In conflict-affected countries, women hold just 18 percent of local government seats, roughly half the global average. In Gaza, Hendriks noted, women and girls have been killed at a rate of two per hour over the past two years.
The report also highlights the severe impact of conflict on women’s health and livelihoods: 58 percent of global maternal deaths now occur in 29 crisis-affected countries, and funding for women-led organizations — key actors in peacebuilding — is drying up.
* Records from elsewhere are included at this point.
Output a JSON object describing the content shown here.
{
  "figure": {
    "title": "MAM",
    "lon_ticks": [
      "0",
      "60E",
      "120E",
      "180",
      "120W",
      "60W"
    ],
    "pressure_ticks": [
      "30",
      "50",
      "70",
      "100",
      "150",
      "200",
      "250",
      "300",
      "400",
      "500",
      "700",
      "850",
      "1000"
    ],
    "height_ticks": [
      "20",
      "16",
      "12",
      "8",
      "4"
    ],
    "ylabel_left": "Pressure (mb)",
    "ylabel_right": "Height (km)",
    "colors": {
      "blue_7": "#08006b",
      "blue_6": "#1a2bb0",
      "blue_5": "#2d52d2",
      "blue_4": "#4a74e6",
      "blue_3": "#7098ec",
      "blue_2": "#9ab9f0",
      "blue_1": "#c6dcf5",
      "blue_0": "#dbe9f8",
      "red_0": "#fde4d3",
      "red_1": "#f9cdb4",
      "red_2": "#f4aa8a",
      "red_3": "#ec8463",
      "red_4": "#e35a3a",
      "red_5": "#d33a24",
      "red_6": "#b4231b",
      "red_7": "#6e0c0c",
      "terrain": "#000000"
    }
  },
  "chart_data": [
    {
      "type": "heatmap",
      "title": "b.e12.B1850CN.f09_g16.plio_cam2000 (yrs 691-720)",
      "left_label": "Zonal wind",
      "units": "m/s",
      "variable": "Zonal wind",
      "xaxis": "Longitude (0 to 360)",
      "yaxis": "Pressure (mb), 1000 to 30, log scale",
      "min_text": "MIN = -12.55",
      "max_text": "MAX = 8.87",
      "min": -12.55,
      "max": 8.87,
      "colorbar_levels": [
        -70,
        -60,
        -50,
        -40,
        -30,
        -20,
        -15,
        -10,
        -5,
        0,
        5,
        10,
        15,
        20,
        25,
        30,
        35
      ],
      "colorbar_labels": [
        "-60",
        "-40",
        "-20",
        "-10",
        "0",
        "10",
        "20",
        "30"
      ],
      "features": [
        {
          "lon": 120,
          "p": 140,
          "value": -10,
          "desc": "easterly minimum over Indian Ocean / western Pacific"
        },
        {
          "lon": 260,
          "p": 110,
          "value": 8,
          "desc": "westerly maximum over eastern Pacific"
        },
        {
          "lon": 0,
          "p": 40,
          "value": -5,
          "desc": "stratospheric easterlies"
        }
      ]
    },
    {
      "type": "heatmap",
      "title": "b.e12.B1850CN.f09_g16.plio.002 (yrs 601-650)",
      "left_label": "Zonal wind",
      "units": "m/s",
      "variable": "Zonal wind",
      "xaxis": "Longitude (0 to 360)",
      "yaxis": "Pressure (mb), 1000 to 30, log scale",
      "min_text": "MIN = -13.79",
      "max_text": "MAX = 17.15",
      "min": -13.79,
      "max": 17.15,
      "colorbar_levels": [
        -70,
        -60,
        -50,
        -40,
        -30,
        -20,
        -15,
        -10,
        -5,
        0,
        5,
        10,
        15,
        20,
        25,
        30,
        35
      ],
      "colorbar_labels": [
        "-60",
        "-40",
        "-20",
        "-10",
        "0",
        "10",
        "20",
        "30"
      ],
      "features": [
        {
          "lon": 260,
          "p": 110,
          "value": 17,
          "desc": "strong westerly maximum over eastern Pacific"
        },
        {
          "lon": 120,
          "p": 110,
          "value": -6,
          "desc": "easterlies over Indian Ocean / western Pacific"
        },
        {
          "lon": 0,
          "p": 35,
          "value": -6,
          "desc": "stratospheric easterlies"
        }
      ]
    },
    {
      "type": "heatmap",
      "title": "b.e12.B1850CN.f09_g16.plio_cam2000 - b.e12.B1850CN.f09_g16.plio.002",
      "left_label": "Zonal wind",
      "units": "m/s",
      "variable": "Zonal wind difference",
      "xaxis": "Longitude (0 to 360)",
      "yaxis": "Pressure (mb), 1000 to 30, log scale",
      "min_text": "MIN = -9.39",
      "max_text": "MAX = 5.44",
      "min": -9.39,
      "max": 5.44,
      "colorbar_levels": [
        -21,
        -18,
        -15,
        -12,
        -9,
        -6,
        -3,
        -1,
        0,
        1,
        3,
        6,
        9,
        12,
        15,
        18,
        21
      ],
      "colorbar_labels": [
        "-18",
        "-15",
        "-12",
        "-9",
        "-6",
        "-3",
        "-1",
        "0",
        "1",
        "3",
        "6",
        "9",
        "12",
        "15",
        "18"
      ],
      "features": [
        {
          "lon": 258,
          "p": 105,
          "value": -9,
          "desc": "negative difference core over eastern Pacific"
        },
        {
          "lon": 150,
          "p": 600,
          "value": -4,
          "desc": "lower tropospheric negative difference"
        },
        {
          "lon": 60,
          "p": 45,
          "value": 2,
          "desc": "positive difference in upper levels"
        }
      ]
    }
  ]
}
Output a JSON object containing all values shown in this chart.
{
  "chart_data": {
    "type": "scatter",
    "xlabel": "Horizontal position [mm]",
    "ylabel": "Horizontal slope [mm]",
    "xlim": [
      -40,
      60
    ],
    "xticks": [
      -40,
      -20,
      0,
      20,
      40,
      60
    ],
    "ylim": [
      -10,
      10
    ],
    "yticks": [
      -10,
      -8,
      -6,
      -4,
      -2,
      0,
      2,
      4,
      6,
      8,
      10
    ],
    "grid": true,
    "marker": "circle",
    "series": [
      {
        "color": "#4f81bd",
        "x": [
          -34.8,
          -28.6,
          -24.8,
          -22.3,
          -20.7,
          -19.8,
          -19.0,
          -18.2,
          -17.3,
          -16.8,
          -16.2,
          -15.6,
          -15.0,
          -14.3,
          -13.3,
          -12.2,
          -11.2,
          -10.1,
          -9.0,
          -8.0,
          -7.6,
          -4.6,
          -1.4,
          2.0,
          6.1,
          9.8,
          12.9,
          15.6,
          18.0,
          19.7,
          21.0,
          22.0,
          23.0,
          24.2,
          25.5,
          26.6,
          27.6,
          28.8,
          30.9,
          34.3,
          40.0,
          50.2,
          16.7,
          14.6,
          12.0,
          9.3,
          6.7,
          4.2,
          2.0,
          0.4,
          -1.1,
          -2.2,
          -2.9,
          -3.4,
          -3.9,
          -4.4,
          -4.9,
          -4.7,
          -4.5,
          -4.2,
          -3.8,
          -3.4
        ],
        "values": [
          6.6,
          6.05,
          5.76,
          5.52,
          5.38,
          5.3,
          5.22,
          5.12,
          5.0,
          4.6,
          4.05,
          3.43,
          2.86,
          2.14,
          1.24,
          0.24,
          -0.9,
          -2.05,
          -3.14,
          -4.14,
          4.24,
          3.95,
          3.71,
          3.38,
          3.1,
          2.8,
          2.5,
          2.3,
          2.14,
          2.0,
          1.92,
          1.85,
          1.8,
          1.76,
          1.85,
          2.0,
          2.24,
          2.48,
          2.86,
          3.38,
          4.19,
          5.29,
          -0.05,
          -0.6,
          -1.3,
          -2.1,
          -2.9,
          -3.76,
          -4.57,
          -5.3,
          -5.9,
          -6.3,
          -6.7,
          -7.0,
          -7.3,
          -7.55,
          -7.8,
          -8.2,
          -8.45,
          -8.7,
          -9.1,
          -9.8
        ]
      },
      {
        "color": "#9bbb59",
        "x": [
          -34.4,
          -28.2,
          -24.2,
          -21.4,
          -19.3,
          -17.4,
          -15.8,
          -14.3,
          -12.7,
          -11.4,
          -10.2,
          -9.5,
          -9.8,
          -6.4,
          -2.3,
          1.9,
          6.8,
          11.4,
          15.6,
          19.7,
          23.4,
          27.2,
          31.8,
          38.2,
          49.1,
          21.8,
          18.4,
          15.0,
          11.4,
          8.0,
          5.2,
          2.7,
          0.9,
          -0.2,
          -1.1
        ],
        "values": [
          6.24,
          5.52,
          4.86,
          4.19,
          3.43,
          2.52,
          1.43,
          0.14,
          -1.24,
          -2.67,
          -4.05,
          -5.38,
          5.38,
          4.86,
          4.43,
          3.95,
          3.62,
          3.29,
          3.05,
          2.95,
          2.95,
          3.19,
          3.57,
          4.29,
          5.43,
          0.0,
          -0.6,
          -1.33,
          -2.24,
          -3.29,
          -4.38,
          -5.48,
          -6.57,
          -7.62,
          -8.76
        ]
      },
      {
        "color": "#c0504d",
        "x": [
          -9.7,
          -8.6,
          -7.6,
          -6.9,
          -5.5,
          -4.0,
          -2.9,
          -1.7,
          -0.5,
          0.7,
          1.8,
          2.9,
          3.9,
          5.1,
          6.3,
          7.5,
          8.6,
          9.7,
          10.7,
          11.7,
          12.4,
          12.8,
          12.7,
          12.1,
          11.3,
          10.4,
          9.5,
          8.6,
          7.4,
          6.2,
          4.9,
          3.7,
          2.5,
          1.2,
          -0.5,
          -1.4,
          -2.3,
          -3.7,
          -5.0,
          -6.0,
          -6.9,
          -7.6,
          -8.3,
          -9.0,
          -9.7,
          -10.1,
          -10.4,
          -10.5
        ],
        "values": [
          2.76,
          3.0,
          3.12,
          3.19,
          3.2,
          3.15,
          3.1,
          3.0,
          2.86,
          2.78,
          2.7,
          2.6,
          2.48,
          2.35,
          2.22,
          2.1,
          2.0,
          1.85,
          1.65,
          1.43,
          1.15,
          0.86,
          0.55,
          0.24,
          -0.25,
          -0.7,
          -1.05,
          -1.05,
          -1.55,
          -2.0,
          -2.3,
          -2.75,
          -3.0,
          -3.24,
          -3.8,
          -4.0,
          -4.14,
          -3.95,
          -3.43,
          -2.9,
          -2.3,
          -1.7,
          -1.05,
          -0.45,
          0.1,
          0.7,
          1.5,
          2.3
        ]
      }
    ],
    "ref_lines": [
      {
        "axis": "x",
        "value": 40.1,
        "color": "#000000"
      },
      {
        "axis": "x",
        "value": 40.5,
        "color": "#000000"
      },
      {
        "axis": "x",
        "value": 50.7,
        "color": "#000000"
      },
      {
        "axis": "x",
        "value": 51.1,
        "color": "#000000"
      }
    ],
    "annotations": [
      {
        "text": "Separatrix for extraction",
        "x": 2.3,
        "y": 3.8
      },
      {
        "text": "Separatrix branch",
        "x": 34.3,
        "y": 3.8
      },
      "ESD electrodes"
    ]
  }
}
Only 0.4 percent of aid to conflict-affected countries reaches such groups directly, and nearly half of them say they may shut down within six months.
Meanwhile, the UN Peacebuilding Fund’s budget has been cut almost in half, as donor priorities shift toward militarization. “Women-led networks that reduce violence are being left without support,” Hendriks warned. “If these trends continue, we risk erasing two decades of progress.”
UN Women is calling for binding targets for women’s participation in peace processes, at least 1 percent of donor aid to go directly to women’s organizations during crises, and a redirection of resources from arms to peacebuilding.
Global military expenditure now stands at $2.7 trillion — nine times what would be needed to provide universal social protection for women and girls in the world’s poorest countries.
“The heart of the Women, Peace and Security agenda is not about making war safer for women and girls,” Hendriks said. “It is about ending wars once and for all.”
Gumbonzvanda stressed that women’s experiences of war vary widely — from refugees and widows to those living near landmines or providing care under fire — and must not be reduced to a single narrative.
She also underscored the importance of shared learning: “Land-rights issues in Latin America can inform policies in Southern Africa. The strength of Resolution 1325 lies in its global scope and collective learning.”
One in four governments now cite backlash against gender equality as a major obstacle to progress. UN Women estimates that 151 million women and girls could be pushed into extreme poverty by 2030, with those in conflict zones 7.7 times more likely to face the most extreme deprivation.
As the UN marks the 25th anniversary of Resolution 1325 and 30 years since the Beijing Platform for Action, UN Women says this must be a turning point.
“Resolution 1325 remains one of the most celebrated milestones for the women’s peace movement,” Gumbonzvanda said. “But 25 years on, women are still shut out of decisions on war and peace. That must change.”